The first is that he uses the narration of the story to demonstrate to us the way that war effects consciousness. The narration is all in the first person, it mixes dream and reality in a sequence- you get no warning about the transition from what is to what appears and back again, you have no idea at various moments about whether what you are reading is a dream or a reality though by the end you perceive a very certain and simple storyline. He writes like shrapnel- by which I mean that he writes presenting us with shards of a consciousness blown apart quite literally by the force of tragedy. At one point, the only real character outside the family presents as a truism that grief can be water and spirt out of your eyes, that it can be a sword which swipes and stabs or it can be a bomb ticking in silence and then exploding. Very much what we have here is the discontinuity which every image- the eye weeping single tears, the sword making single thrusts and the bomb exploding concrete into shards- involves. The way that grief is discontinuous- that in moments it can be forgotten or can be realised in fond memories, then in moments can wrack the conscience in different ways, then take the image of a lost and loved one and in a different context express itself as a desire for revenge upon that lost or loved one for leaving so quickly and so unexpectedly is all contained in this slim knowledge. The narrative is as broken up as the soul of the grandfather who speaks it.
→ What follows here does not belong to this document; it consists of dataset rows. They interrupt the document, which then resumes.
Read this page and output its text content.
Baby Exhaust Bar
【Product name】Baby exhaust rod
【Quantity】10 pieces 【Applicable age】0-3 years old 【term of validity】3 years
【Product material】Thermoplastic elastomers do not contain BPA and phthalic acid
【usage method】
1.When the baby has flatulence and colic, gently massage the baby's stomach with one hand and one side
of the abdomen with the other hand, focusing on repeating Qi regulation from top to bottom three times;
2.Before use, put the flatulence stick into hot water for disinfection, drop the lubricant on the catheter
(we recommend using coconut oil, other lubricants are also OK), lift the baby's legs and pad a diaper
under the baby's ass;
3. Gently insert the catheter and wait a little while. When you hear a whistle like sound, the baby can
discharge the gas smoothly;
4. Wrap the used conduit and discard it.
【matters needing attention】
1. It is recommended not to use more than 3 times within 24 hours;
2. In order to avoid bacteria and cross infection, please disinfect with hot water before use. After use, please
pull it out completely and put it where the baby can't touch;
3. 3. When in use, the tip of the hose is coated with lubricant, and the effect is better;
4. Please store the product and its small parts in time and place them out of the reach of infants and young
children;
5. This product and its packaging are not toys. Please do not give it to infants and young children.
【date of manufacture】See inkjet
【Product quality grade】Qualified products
The second major aspect of this story is that at its end, the goal to which the grandfather, our narrator proceeds, is a goal he turns down. He refuses it because he sees that some members of his family have not paid their tithe of grief. Throughout the story, anger at those who cannot feel, anger at those who inquire without knowing the story he has to tell, anger at useless comiseration comes through. The grandfather whose mouth expresses the tail has a silent fury about him- he wants to blow the world and its pathetic consolations sky high, he wants to see those who can truly greive the way he can, truly see their world come to an end like he has seen his come to an end. He wants to speak to his family who have suffered like him and when he finds that members within his family have not suffered in the same way, how for them the events which have destroyed him have become part of a normal working day, he feels wrath. He feels angry with his grandson who cannot understand because he is too young and because the grandson is become deaf and cannot be made to understand. In a much more profound way though the grandfather as he says himself has become deaf whereas his grandson can hear- like a blind man, blinded by a day's events, he wonders in a valley of the sighted and feels both envy and wishes that they shared his condition so that someone might understand. Because they do not pay the proper tithe to death, he reckons that they cannot understand his grief and cut away in the loneliness of his tears and his dreams, his mourning becomes the expression of a solitude passing our understanding.

Death and the way that society copes with it are things that to us living in the peaceful west it is difficult to understand. Reading this short novel, one remembers that Afghanistan has suffered many times over the last fifty years- that its history has been a history of conflict, disaster and the resulting trauma. The fact that by the end of the novella, our character refers to his grief as a bomb which might go off at any time- is a pointed reminder that grief and trauma can have political consequences. Understanding the way that grief gives way to desperation, that trauma produces problems for us to navigate as people and politicians is amongst the first steps to wisdom and Rahimi has provided us with an apt guide to the Afghan dimensions of loss, regret and sorrow.